At first, it appeared it might, but the focus quickly turned to reforming the regulatory agency with oversight for the spill and fixing the technical failures that caused the well blowout in the first place. Both were important areas of inquiry, but the focus on oversight failures and technological quick fixes allowed us to avoid more fundamental questions that had to do with our failure to make the investments necessary to create a future grounded in renewable energy.
We know from history that a larger policy conversation might well have been triggered. In the mid-1970s, Love Canal triggered such a national reexamination, and indeed the name remains a household term today, emblematic of a transformative moment in environmental law and in the nation’s attitude toward chemicals and waste.
So think about the scale of Love Canal versus the scale of the BP oil spill. Love Canal involved 36 square blocks, 21,000 tons of toxic waste, and a few hundred homes. It’s not clear whether any deaths were specifically caused by the toxic waste, although it’s certainly likely that some illnesses or deaths were, and that similar waste dumping elsewhere took lives.
Without minimizing that tragedy, there’s really no comparison to the size and scope of the BP Oil Spill. The magnitude, environmental impact, devastation, immediate deaths, and harm to the ecosystem are much greater in the Gulf. But the impact on the nation’s consciousness may ultimately be much smaller, and so far, the impact on our public policy is meager. The BP Oil Spill may in a few years or even sooner be just one more oil spill in a long list of spills we’ve experienced, one that we’ve learned from and that we hope will have resulted in improvements in agency oversight and technological prowess in drilling. Love Canal, by contrast, will likely continue to be a defining moment in the history of environmental law, one that created a national conversation over the generation and disposal of waste, led to a new consciousness within industry, drove the creation of Superfund, and changed attitudes about environmental harms.

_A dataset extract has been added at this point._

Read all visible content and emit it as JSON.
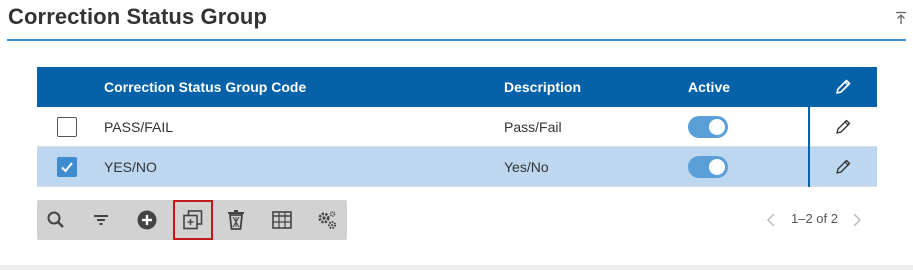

So why hasn’t the BP Oil Spill had a similar effect? Part of the answer may be that environmental issues are more politicized than they were in the 1970s, when both Republicans and Democrats could rally around environmental protection in a way that just doesn’t happen today. It may also be that oil companies have much more political power than the chemical companies responsible for Love Canal. Or perhaps it is that the people in the Love Canal community were easier to identify as “ordinary Americans” than were the fishermen in Louisiana.
Or maybe there’s something about Louisiana itself. Perhaps it’s difficult to muster sympathy for a state that long ago built its economy, its livelihood, and in many ways its culture, on the oil industry, now that the worst has happened. After all, the state government allowed the oil industry to destroy wetlands and other natural features in the name of oil exploration and development – a policy choice that contributed mightily to the scope of the devastation caused by Hurricane Katrina and now the BP Oil Spill.
It’s hard to know. Certainly we can address some of the problems the spill laid bare through agency management and reorganization. And certainly better technology holds some promise as well.
But that is not enough. We have to broaden the focus. We have to ask the right questions. Questions like: What would a true, long term restoration of the Gulf look like and what does that mean for industry and the community? How can existing environmental laws assist in this restoration? What role should a 21st Century energy policy play? Only efforts to get at these questions can help get us on the right track, and ensure that the real lessons of the BP Oil Spill do not pass us by.